While the attentive public has grown both amused and outraged at travel spending instigated by New Orleans Democrat Mayor LaToya Cantrell, according to the report Perkins wasn’t a piker on this account, either. He took 23 official trips in in his first three years in office, with 16 of these accounting for about an eleventh of the $35,845 having expenses that didn’t seem to qualify for travel on the taxpayer dime. Further, 16 of the 23 representing about three-quarters of the total had travel expense reports filed late, which would violate city policy.

The 67 listed out-of-town days meant Perkins spent 6 percent of his time in office away from the city, although this likely vastly understates the actual time away. He went 15 months without travelling for city official business starting in February 2020, with the Wuhan coronavirus pandemic descending a month later but then his declaring a U.S. Senate candidacy that summer which involved extensive travel but utilizing campaign funds. Also, some of the dates attached to filed reports suggest he spent more time away than recorded for expense purposes; for example, he attended the U.S. Conference of Mayors meeting in Washington from Jan. 23-27, 2019 but then also was part of a luncheon there for a different purpose from Jan. 30-Feb. 3, and it seems unlikely he would head back to Shreveport on Sunday only to return on a Wednesday for five more days.

Many of the disputed expenses came because Perkins sloppily kept records if at all, which seems unusual given his Army officer background. Other occurred because they didn’t comport to existing regulations. He has reimbursed a pittance of the 2019 and 2020 unqualified expenditures.

Perkins responded that, insofar as the insuring goes, he did what everybody else had been doing for the previous 13 years, as if this exculpated him from following policy and law. And he indicated that, as his hand had been caught in the cookie jar, he would pay off the remaining $35,000-plus, which begs the question of whether he ever would have done so had this not been investigated.

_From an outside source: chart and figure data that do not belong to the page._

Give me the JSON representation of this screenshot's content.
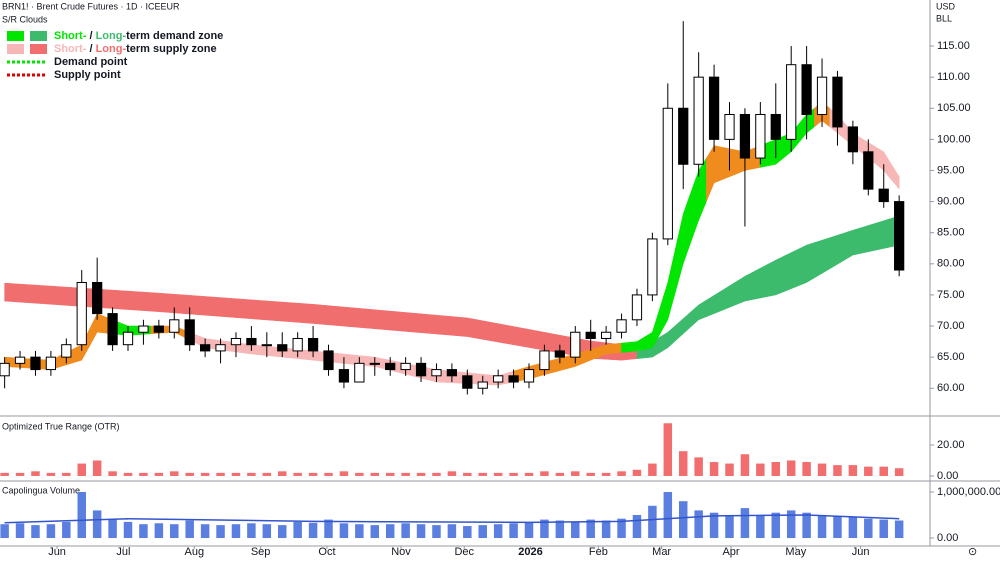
{
  "header": {
    "symbol": "BRN1! · Brent Crude Futures · 1D · ICEEUR",
    "indicator": "S/R Clouds",
    "currency": "USD",
    "unit": "BLL"
  },
  "chart_data": [
    {
      "type": "candlestick",
      "x": [
        0,
        1,
        2,
        3,
        4,
        5,
        6,
        7,
        8,
        9,
        10,
        11,
        12,
        13,
        14,
        15,
        16,
        17,
        18,
        19,
        20,
        21,
        22,
        23,
        24,
        25,
        26,
        27,
        28,
        29,
        30,
        31,
        32,
        33,
        34,
        35,
        36,
        37,
        38,
        39,
        40,
        41,
        42,
        43,
        44,
        45,
        46,
        47,
        48,
        49,
        50,
        51,
        52,
        53,
        54,
        55,
        56,
        57,
        58
      ],
      "open": [
        62,
        64,
        65,
        63,
        65,
        67,
        77,
        72,
        67,
        69,
        70,
        69,
        71,
        67,
        66,
        67,
        68,
        67,
        67,
        66,
        68,
        66,
        63,
        61,
        64,
        64,
        63,
        64,
        62,
        63,
        62,
        60,
        61,
        62,
        61,
        63,
        66,
        65,
        69,
        68,
        69,
        71,
        75,
        84,
        105,
        96,
        110,
        100,
        104,
        97,
        104,
        100,
        112,
        104,
        110,
        102,
        98,
        92,
        90
      ],
      "high": [
        65,
        66,
        66,
        66,
        68,
        79,
        81,
        73,
        70,
        71,
        71,
        73,
        73,
        68,
        68,
        69,
        70,
        69,
        69,
        69,
        70,
        67,
        65,
        65,
        65,
        65,
        65,
        65,
        64,
        64,
        63,
        62,
        63,
        63,
        64,
        67,
        67,
        70,
        71,
        70,
        72,
        76,
        85,
        109,
        119,
        114,
        112,
        106,
        105,
        106,
        109,
        115,
        115,
        113,
        111,
        103,
        100,
        96,
        91
      ],
      "low": [
        60,
        63,
        62,
        62,
        64,
        66,
        71,
        66,
        66,
        67,
        68,
        68,
        66,
        65,
        64,
        65,
        66,
        65,
        65,
        65,
        65,
        62,
        60,
        61,
        62,
        62,
        62,
        61,
        61,
        61,
        59,
        59,
        60,
        60,
        60,
        62,
        64,
        64,
        66,
        67,
        68,
        70,
        74,
        83,
        92,
        94,
        98,
        95,
        86,
        96,
        97,
        98,
        100,
        102,
        99,
        96,
        91,
        89,
        78
      ],
      "close": [
        64,
        65,
        63,
        65,
        67,
        77,
        72,
        67,
        69,
        70,
        69,
        71,
        67,
        66,
        67,
        68,
        67,
        67,
        66,
        68,
        66,
        63,
        61,
        64,
        64,
        63,
        64,
        62,
        63,
        62,
        60,
        61,
        62,
        61,
        63,
        66,
        65,
        69,
        68,
        69,
        71,
        75,
        84,
        105,
        96,
        110,
        100,
        104,
        97,
        104,
        100,
        112,
        104,
        110,
        102,
        98,
        92,
        90,
        79
      ],
      "up_color": "#ffffff",
      "down_color": "#000000",
      "outline_color": "#000000",
      "xlim": [
        -0.3,
        60
      ],
      "ylim": [
        55.7,
        122.4
      ],
      "xticks": [
        {
          "value": 3.4,
          "label": "Jun"
        },
        {
          "value": 7.7,
          "label": "Jul"
        },
        {
          "value": 12.3,
          "label": "Aug"
        },
        {
          "value": 16.6,
          "label": "Sep"
        },
        {
          "value": 20.9,
          "label": "Oct"
        },
        {
          "value": 25.7,
          "label": "Nov"
        },
        {
          "value": 29.8,
          "label": "Dec"
        },
        {
          "value": 34.1,
          "label": "2026"
        },
        {
          "value": 38.5,
          "label": "Feb"
        },
        {
          "value": 42.6,
          "label": "Mar"
        },
        {
          "value": 47.1,
          "label": "Apr"
        },
        {
          "value": 51.3,
          "label": "May"
        },
        {
          "value": 55.5,
          "label": "Jun"
        }
      ],
      "yticks": [
        {
          "value": 60,
          "label": "60.00"
        },
        {
          "value": 65,
          "label": "65.00"
        },
        {
          "value": 70,
          "label": "70.00"
        },
        {
          "value": 75,
          "label": "75.00"
        },
        {
          "value": 80,
          "label": "80.00"
        },
        {
          "value": 85,
          "label": "85.00"
        },
        {
          "value": 90,
          "label": "90.00"
        },
        {
          "value": 95,
          "label": "95.00"
        },
        {
          "value": 100,
          "label": "100.00"
        },
        {
          "value": 105,
          "label": "105.00"
        },
        {
          "value": 110,
          "label": "110.00"
        },
        {
          "value": 115,
          "label": "115.00"
        }
      ],
      "bands": [
        {
          "x": [
            0,
            10,
            20,
            30,
            38,
            40,
            42,
            43,
            45,
            48,
            50,
            52,
            55,
            58
          ],
          "upper": [
            76.9,
            75.3,
            73.5,
            71.3,
            67.6,
            67,
            67.5,
            69,
            73.4,
            78,
            80.6,
            83,
            85.4,
            87.7
          ],
          "lower": [
            74,
            72.3,
            70.4,
            68.3,
            64.8,
            64.5,
            65,
            66.5,
            71,
            74,
            75,
            77,
            81.4,
            83
          ],
          "colors": [
            "#f06e6e",
            "#f06e6e",
            "#f06e6e",
            "#f06e6e",
            "#f06e6e",
            "#f06e6e",
            "#3dbb6c",
            "#3dbb6c",
            "#3dbb6c",
            "#3dbb6c",
            "#3dbb6c",
            "#3dbb6c",
            "#3dbb6c",
            "#3dbb6c"
          ]
        },
        {
          "x": [
            0,
            3,
            5,
            6,
            8,
            11,
            13,
            16,
            20,
            24,
            28,
            32,
            34,
            37,
            39,
            41,
            42,
            43,
            44,
            45,
            46,
            48,
            50,
            51,
            52,
            53,
            54,
            55,
            57,
            58
          ],
          "upper": [
            65,
            64.5,
            67,
            72,
            70,
            70,
            68,
            67,
            66,
            65,
            63,
            62,
            63.5,
            65.5,
            67,
            67.5,
            69,
            77,
            88,
            95,
            99,
            98,
            100,
            101,
            104,
            106,
            104,
            101,
            98,
            94
          ],
          "lower": [
            63.5,
            63,
            64.5,
            69,
            68.5,
            69,
            66.5,
            65.5,
            64.5,
            63.5,
            61,
            60.5,
            61.5,
            63.5,
            65.5,
            66,
            66.5,
            71,
            80,
            87,
            93,
            95,
            96,
            98,
            101,
            103,
            101,
            99,
            95,
            92
          ],
          "colors": [
            "#f08c1e",
            "#f08c1e",
            "#f08c1e",
            "#f08c1e",
            "#00e600",
            "#f08c1e",
            "#f7b7b7",
            "#f7b7b7",
            "#f7b7b7",
            "#f7b7b7",
            "#f7b7b7",
            "#f7b7b7",
            "#f08c1e",
            "#f08c1e",
            "#f08c1e",
            "#00e600",
            "#00e600",
            "#00e600",
            "#00e600",
            "#00e600",
            "#f08c1e",
            "#f08c1e",
            "#00e600",
            "#00e600",
            "#00e600",
            "#f08c1e",
            "#f7b7b7",
            "#f7b7b7",
            "#f7b7b7",
            "#f7b7b7"
          ]
        }
      ],
      "legend": [
        {
          "style": "box",
          "parts": [
            "Short-",
            " / ",
            "Long-",
            "term demand zone"
          ],
          "colors": [
            "#00e600",
            "#3dbb6c"
          ]
        },
        {
          "style": "box",
          "parts": [
            "Short-",
            " / ",
            "Long-",
            "term supply zone"
          ],
          "colors": [
            "#f7b7b7",
            "#f06e6e"
          ]
        },
        {
          "style": "dots",
          "parts": [
            "Demand point"
          ],
          "colors": [
            "#00e600"
          ]
        },
        {
          "style": "dots",
          "parts": [
            "Supply point"
          ],
          "colors": [
            "#e00000"
          ]
        }
      ]
    },
    {
      "type": "bar",
      "title": "Optimized True Range (OTR)",
      "x": [
        0,
        1,
        2,
        3,
        4,
        5,
        6,
        7,
        8,
        9,
        10,
        11,
        12,
        13,
        14,
        15,
        16,
        17,
        18,
        19,
        20,
        21,
        22,
        23,
        24,
        25,
        26,
        27,
        28,
        29,
        30,
        31,
        32,
        33,
        34,
        35,
        36,
        37,
        38,
        39,
        40,
        41,
        42,
        43,
        44,
        45,
        46,
        47,
        48,
        49,
        50,
        51,
        52,
        53,
        54,
        55,
        56,
        57,
        58
      ],
      "values": [
        2,
        2,
        3,
        2,
        2,
        8,
        10,
        3,
        2,
        2,
        2,
        3,
        2,
        2,
        2,
        2,
        2,
        2,
        3,
        2,
        2,
        2,
        3,
        2,
        2,
        2,
        2,
        2,
        2,
        3,
        2,
        2,
        2,
        2,
        2,
        3,
        2,
        3,
        2,
        2,
        3,
        4,
        8,
        34,
        16,
        12,
        9,
        8,
        14,
        8,
        9,
        10,
        9,
        8,
        7,
        7,
        6,
        6,
        5
      ],
      "color": "#f26d6d",
      "xlim": [
        -0.3,
        60
      ],
      "ylim": [
        -2.6,
        37.4
      ],
      "yticks": [
        {
          "value": 0,
          "label": "0.00"
        },
        {
          "value": 20,
          "label": "20.00"
        }
      ]
    },
    {
      "type": "bar",
      "title": "Capolingua Volume",
      "x": [
        0,
        1,
        2,
        3,
        4,
        5,
        6,
        7,
        8,
        9,
        10,
        11,
        12,
        13,
        14,
        15,
        16,
        17,
        18,
        19,
        20,
        21,
        22,
        23,
        24,
        25,
        26,
        27,
        28,
        29,
        30,
        31,
        32,
        33,
        34,
        35,
        36,
        37,
        38,
        39,
        40,
        41,
        42,
        43,
        44,
        45,
        46,
        47,
        48,
        49,
        50,
        51,
        52,
        53,
        54,
        55,
        56,
        57,
        58
      ],
      "values": [
        300000,
        320000,
        280000,
        300000,
        350000,
        1000000,
        600000,
        400000,
        350000,
        300000,
        320000,
        300000,
        380000,
        300000,
        280000,
        300000,
        320000,
        300000,
        280000,
        350000,
        330000,
        400000,
        320000,
        300000,
        280000,
        300000,
        320000,
        300000,
        280000,
        300000,
        260000,
        280000,
        300000,
        320000,
        350000,
        400000,
        380000,
        350000,
        400000,
        380000,
        420000,
        500000,
        700000,
        1000000,
        800000,
        600000,
        550000,
        500000,
        650000,
        500000,
        550000,
        600000,
        550000,
        500000,
        480000,
        450000,
        420000,
        400000,
        380000
      ],
      "color": "#5b7fe0",
      "xlim": [
        -0.3,
        60
      ],
      "ylim": [
        -152000,
        1217000
      ],
      "yticks": [
        {
          "value": 0,
          "label": "0.00"
        },
        {
          "value": 1000000,
          "label": "1,000,000.00"
        }
      ],
      "line": {
        "x": [
          0,
          8,
          20,
          34,
          40,
          46,
          52,
          58
        ],
        "values": [
          330000,
          420000,
          360000,
          340000,
          360000,
          480000,
          500000,
          420000
        ],
        "color": "#3355cc"
      }
    }
  ]
}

From what the report reveals, either Perkins is stupid or plays dumb. How many trips does he have to go on to get it through his head a set of uncomplicated travel regulations? And why was he in such haste to maneuver a minority-owned firm into becoming the city’s insurance agent that he couldn’t wait on his swearing in – the contract extended more than two months into the new year – and use the time to learn about the simple rules of procurement, which by the time the workers’ compensation deal was sent to the Council he surely would have known in any event?

Either way, neither commends one to serve as mayor of the state’s third-largest city. We’ll have to see what impact the report has, if any, on the election in four weeks’ time.